One well accepted explanation for altruistic behaviour (that is, co-operative behaviour which lacks a direct benefit for the actor) is the theory of kin selection. This theory suggests that individuals act co-operatively in order to help others which are genetically similar. Genes for such co-operative behaviour are preserved, because they help to perpetuate their own existence. The classic example is the social insects, such as bees and ants. Worker insects never reproduce, but instead, they work to allow the (genetically similar) queen to reproduce.
The theory of reciprocity suggests that individuals carry out co-operative behaviours because they get something in return. In order for such behaviours to be favoured, there needs to be some perception of external physical markers that the other individual will recognise (otherwise, there is no selective pressure to maintain the behaviour). Much research about reciprocity as leading to co-operation has concentrated on the 'prisoner's dilemma' known from game theory.
One theory suggesting a mechanism that could lead to the evolution of co-operation is the "market effect" as suggested by Noe and Hammerstein.[2] The mechanism relies on the fact that in many situations there exists a trade-off between efficiency obtaining a desired resource and the amount of resources one can actively obtain. In that case, each partner in a system could benefit from specializing in producing one specific resource and obtaining the other resource by trade. When only two partners exist, each can specialize in one resource, and trade for the other. Trading for the resource requires co-operation with the other partner and includes a process of bidding and bargaining.
This mechanism can be relied to both within a species or social group and within species systems. It can also be applied to a multi-partner system, in which the owner of a resource has the power to choose its co-operation partner. This model can be applied in natural systems (examples exist in the world of apes, cleaner fish, and more). Easy for exemplifying, though, are systems from international trading. Arabic countries control vast amounts of oil, but seek technologies from western countries. These in turn are in need of Arab oil. The solution is co-operation by trade.

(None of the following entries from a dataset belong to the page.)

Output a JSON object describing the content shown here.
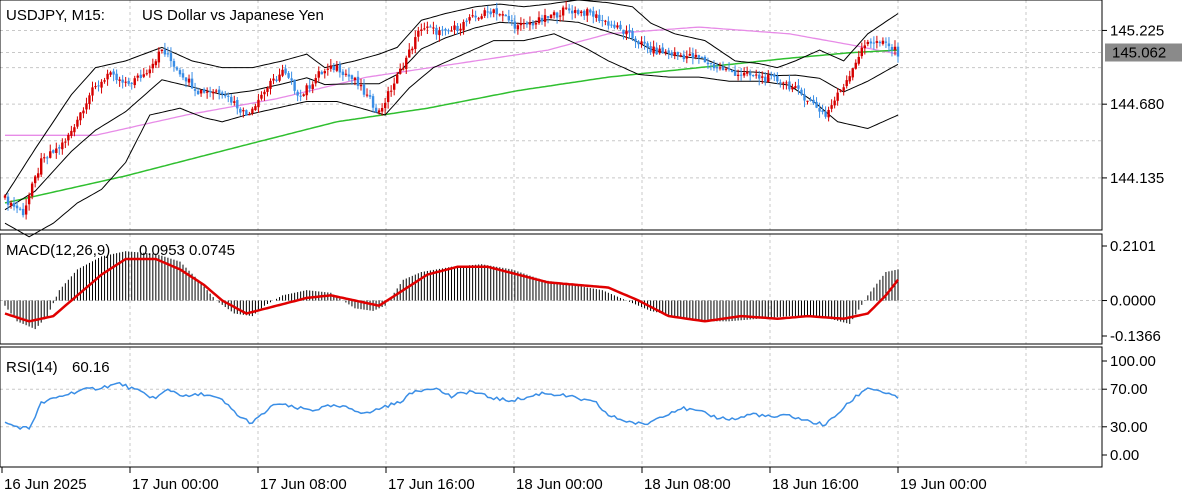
{
  "header": {
    "symbol_timeframe": "USDJPY, M15:",
    "description": "US Dollar vs Japanese Yen"
  },
  "colors": {
    "bull_candle": "#d60000",
    "bear_candle": "#3a8ee6",
    "bollinger": "#000000",
    "ma_fast": "#e78be7",
    "ma_slow": "#2fbf2f",
    "macd_hist": "#000000",
    "macd_signal": "#e00000",
    "rsi": "#3a8ee6",
    "price_badge_bg": "#8a8a8a",
    "price_badge_text": "#ffffff"
  },
  "chart_data": [
    {
      "type": "candlestick",
      "name": "price",
      "ylim": [
        143.75,
        145.45
      ],
      "y_ticks": [
        "145.225",
        "144.680",
        "144.135"
      ],
      "current_price": "145.062",
      "x_labels": [
        "16 Jun 2025",
        "17 Jun 00:00",
        "17 Jun 08:00",
        "17 Jun 16:00",
        "18 Jun 00:00",
        "18 Jun 08:00",
        "18 Jun 16:00",
        "19 Jun 00:00"
      ],
      "close_path": [
        [
          0,
          143.98
        ],
        [
          6,
          143.88
        ],
        [
          12,
          144.25
        ],
        [
          20,
          144.4
        ],
        [
          28,
          144.75
        ],
        [
          34,
          144.9
        ],
        [
          40,
          144.82
        ],
        [
          46,
          144.9
        ],
        [
          52,
          145.08
        ],
        [
          58,
          144.92
        ],
        [
          64,
          144.78
        ],
        [
          72,
          144.78
        ],
        [
          80,
          144.6
        ],
        [
          86,
          144.78
        ],
        [
          92,
          144.92
        ],
        [
          98,
          144.74
        ],
        [
          104,
          144.9
        ],
        [
          110,
          144.96
        ],
        [
          116,
          144.85
        ],
        [
          124,
          144.62
        ],
        [
          130,
          144.88
        ],
        [
          138,
          145.25
        ],
        [
          146,
          145.2
        ],
        [
          154,
          145.3
        ],
        [
          162,
          145.38
        ],
        [
          170,
          145.25
        ],
        [
          178,
          145.3
        ],
        [
          186,
          145.38
        ],
        [
          194,
          145.35
        ],
        [
          200,
          145.28
        ],
        [
          206,
          145.2
        ],
        [
          214,
          145.08
        ],
        [
          222,
          145.05
        ],
        [
          230,
          145.02
        ],
        [
          236,
          144.95
        ],
        [
          244,
          144.9
        ],
        [
          250,
          144.88
        ],
        [
          258,
          144.85
        ],
        [
          266,
          144.72
        ],
        [
          272,
          144.6
        ],
        [
          278,
          144.82
        ],
        [
          282,
          145.0
        ],
        [
          286,
          145.15
        ],
        [
          292,
          145.12
        ],
        [
          296,
          145.06
        ]
      ],
      "bollinger_upper": [
        [
          0,
          144.0
        ],
        [
          10,
          144.35
        ],
        [
          22,
          144.75
        ],
        [
          30,
          144.95
        ],
        [
          40,
          145.0
        ],
        [
          52,
          145.1
        ],
        [
          62,
          145.0
        ],
        [
          72,
          144.95
        ],
        [
          82,
          144.95
        ],
        [
          92,
          145.0
        ],
        [
          100,
          145.05
        ],
        [
          106,
          144.95
        ],
        [
          116,
          145.0
        ],
        [
          124,
          145.05
        ],
        [
          130,
          145.1
        ],
        [
          138,
          145.3
        ],
        [
          146,
          145.35
        ],
        [
          156,
          145.4
        ],
        [
          164,
          145.42
        ],
        [
          172,
          145.4
        ],
        [
          180,
          145.42
        ],
        [
          190,
          145.45
        ],
        [
          200,
          145.43
        ],
        [
          208,
          145.4
        ],
        [
          214,
          145.28
        ],
        [
          222,
          145.2
        ],
        [
          232,
          145.15
        ],
        [
          242,
          145.0
        ],
        [
          250,
          144.98
        ],
        [
          256,
          144.95
        ],
        [
          262,
          145.0
        ],
        [
          270,
          145.08
        ],
        [
          278,
          145.0
        ],
        [
          286,
          145.2
        ],
        [
          296,
          145.35
        ]
      ],
      "bollinger_lower": [
        [
          0,
          143.8
        ],
        [
          8,
          143.7
        ],
        [
          16,
          143.8
        ],
        [
          24,
          143.95
        ],
        [
          32,
          144.05
        ],
        [
          40,
          144.25
        ],
        [
          48,
          144.6
        ],
        [
          58,
          144.65
        ],
        [
          66,
          144.58
        ],
        [
          72,
          144.55
        ],
        [
          80,
          144.6
        ],
        [
          90,
          144.65
        ],
        [
          100,
          144.7
        ],
        [
          110,
          144.7
        ],
        [
          118,
          144.65
        ],
        [
          126,
          144.6
        ],
        [
          134,
          144.8
        ],
        [
          142,
          144.95
        ],
        [
          152,
          145.05
        ],
        [
          162,
          145.15
        ],
        [
          172,
          145.15
        ],
        [
          182,
          145.2
        ],
        [
          192,
          145.1
        ],
        [
          200,
          145.0
        ],
        [
          210,
          144.9
        ],
        [
          220,
          144.88
        ],
        [
          230,
          144.88
        ],
        [
          240,
          144.85
        ],
        [
          250,
          144.85
        ],
        [
          260,
          144.82
        ],
        [
          268,
          144.7
        ],
        [
          276,
          144.55
        ],
        [
          286,
          144.5
        ],
        [
          296,
          144.6
        ]
      ],
      "ma_fast": [
        [
          0,
          144.45
        ],
        [
          30,
          144.45
        ],
        [
          60,
          144.6
        ],
        [
          90,
          144.72
        ],
        [
          120,
          144.88
        ],
        [
          150,
          144.98
        ],
        [
          180,
          145.08
        ],
        [
          200,
          145.2
        ],
        [
          230,
          145.25
        ],
        [
          260,
          145.2
        ],
        [
          280,
          145.12
        ],
        [
          296,
          145.05
        ]
      ],
      "ma_slow": [
        [
          0,
          143.95
        ],
        [
          40,
          144.15
        ],
        [
          80,
          144.38
        ],
        [
          110,
          144.55
        ],
        [
          140,
          144.65
        ],
        [
          170,
          144.78
        ],
        [
          200,
          144.88
        ],
        [
          230,
          144.95
        ],
        [
          260,
          145.02
        ],
        [
          280,
          145.06
        ],
        [
          296,
          145.08
        ]
      ],
      "n_bars": 297
    },
    {
      "type": "bar",
      "name": "MACD(12,26,9)",
      "legend_name": "MACD(12,26,9)",
      "legend_values": "0.0953 0.0745",
      "ylim": [
        -0.1366,
        0.2101
      ],
      "y_ticks": [
        "0.2101",
        "0.0000",
        "-0.1366"
      ],
      "hist_path": [
        [
          0,
          -0.02
        ],
        [
          4,
          -0.08
        ],
        [
          10,
          -0.11
        ],
        [
          14,
          -0.06
        ],
        [
          18,
          0.04
        ],
        [
          24,
          0.12
        ],
        [
          32,
          0.17
        ],
        [
          40,
          0.19
        ],
        [
          50,
          0.18
        ],
        [
          58,
          0.15
        ],
        [
          64,
          0.08
        ],
        [
          70,
          0.0
        ],
        [
          76,
          -0.05
        ],
        [
          82,
          -0.06
        ],
        [
          86,
          -0.02
        ],
        [
          92,
          0.02
        ],
        [
          100,
          0.04
        ],
        [
          108,
          0.03
        ],
        [
          116,
          -0.03
        ],
        [
          122,
          -0.04
        ],
        [
          126,
          -0.02
        ],
        [
          132,
          0.08
        ],
        [
          138,
          0.11
        ],
        [
          148,
          0.13
        ],
        [
          158,
          0.14
        ],
        [
          168,
          0.12
        ],
        [
          178,
          0.08
        ],
        [
          188,
          0.06
        ],
        [
          198,
          0.04
        ],
        [
          206,
          0.0
        ],
        [
          214,
          -0.04
        ],
        [
          222,
          -0.06
        ],
        [
          230,
          -0.08
        ],
        [
          240,
          -0.08
        ],
        [
          250,
          -0.07
        ],
        [
          260,
          -0.06
        ],
        [
          270,
          -0.06
        ],
        [
          280,
          -0.09
        ],
        [
          286,
          0.02
        ],
        [
          292,
          0.11
        ],
        [
          296,
          0.12
        ]
      ],
      "signal_path": [
        [
          0,
          -0.05
        ],
        [
          8,
          -0.08
        ],
        [
          16,
          -0.06
        ],
        [
          24,
          0.02
        ],
        [
          32,
          0.1
        ],
        [
          40,
          0.16
        ],
        [
          50,
          0.16
        ],
        [
          58,
          0.12
        ],
        [
          66,
          0.06
        ],
        [
          72,
          0.0
        ],
        [
          80,
          -0.05
        ],
        [
          90,
          -0.02
        ],
        [
          100,
          0.01
        ],
        [
          108,
          0.02
        ],
        [
          116,
          0.0
        ],
        [
          124,
          -0.02
        ],
        [
          132,
          0.04
        ],
        [
          140,
          0.1
        ],
        [
          150,
          0.13
        ],
        [
          160,
          0.13
        ],
        [
          170,
          0.1
        ],
        [
          180,
          0.07
        ],
        [
          190,
          0.06
        ],
        [
          200,
          0.05
        ],
        [
          210,
          0.0
        ],
        [
          220,
          -0.06
        ],
        [
          232,
          -0.08
        ],
        [
          244,
          -0.06
        ],
        [
          256,
          -0.07
        ],
        [
          266,
          -0.06
        ],
        [
          278,
          -0.07
        ],
        [
          286,
          -0.05
        ],
        [
          292,
          0.02
        ],
        [
          296,
          0.08
        ]
      ]
    },
    {
      "type": "line",
      "name": "RSI(14)",
      "legend_name": "RSI(14)",
      "legend_value": "60.16",
      "ylim": [
        0,
        100
      ],
      "y_ticks": [
        100,
        70,
        30,
        0
      ],
      "y_tick_labels": [
        "100.00",
        "70.00",
        "30.00",
        "0.00"
      ],
      "values_path": [
        [
          0,
          34
        ],
        [
          4,
          30
        ],
        [
          8,
          28
        ],
        [
          12,
          55
        ],
        [
          18,
          62
        ],
        [
          24,
          68
        ],
        [
          32,
          72
        ],
        [
          38,
          76
        ],
        [
          44,
          68
        ],
        [
          50,
          60
        ],
        [
          54,
          70
        ],
        [
          60,
          62
        ],
        [
          66,
          65
        ],
        [
          72,
          58
        ],
        [
          78,
          40
        ],
        [
          82,
          34
        ],
        [
          86,
          45
        ],
        [
          90,
          55
        ],
        [
          96,
          50
        ],
        [
          102,
          48
        ],
        [
          108,
          52
        ],
        [
          114,
          50
        ],
        [
          120,
          44
        ],
        [
          126,
          52
        ],
        [
          130,
          55
        ],
        [
          136,
          68
        ],
        [
          142,
          72
        ],
        [
          148,
          62
        ],
        [
          154,
          68
        ],
        [
          160,
          62
        ],
        [
          166,
          58
        ],
        [
          172,
          60
        ],
        [
          178,
          66
        ],
        [
          184,
          64
        ],
        [
          190,
          60
        ],
        [
          196,
          55
        ],
        [
          200,
          42
        ],
        [
          206,
          36
        ],
        [
          212,
          32
        ],
        [
          218,
          42
        ],
        [
          224,
          50
        ],
        [
          230,
          46
        ],
        [
          236,
          40
        ],
        [
          242,
          38
        ],
        [
          248,
          44
        ],
        [
          254,
          40
        ],
        [
          260,
          42
        ],
        [
          266,
          36
        ],
        [
          272,
          32
        ],
        [
          278,
          50
        ],
        [
          282,
          62
        ],
        [
          286,
          72
        ],
        [
          292,
          66
        ],
        [
          296,
          60
        ]
      ]
    }
  ]
}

Multi-level selection theory suggests that selection operates on more than one level: for example, it may operate at an atomic and molecular level in cells, at the level of cells in the body, and then again at the whole organism level, and the community level, and the species level. Any level which is not competitive with others of the same level will be eliminated, even if the level below is highly competitive. A classic example is that of genes which prevent cancer. Cancer cells divide uncontrollably, and at the cellular level, they are very successful, because they are (in the short term) reproducing very well and out competing other cells in the body. However, at the whole organism level, cancer is often fatal, and so may prevent reproduction. Therefore, changes to the genome which prevent cancer (for example, by causing damaged cells to act co-operatively by destroying themselves) are favoured. Multi-level selection theory contends that similar effects can occur, for example, to cause individuals to co-operate to avoid behaviours which favour themselves short-term, but destroy the community (and their descendants) long term.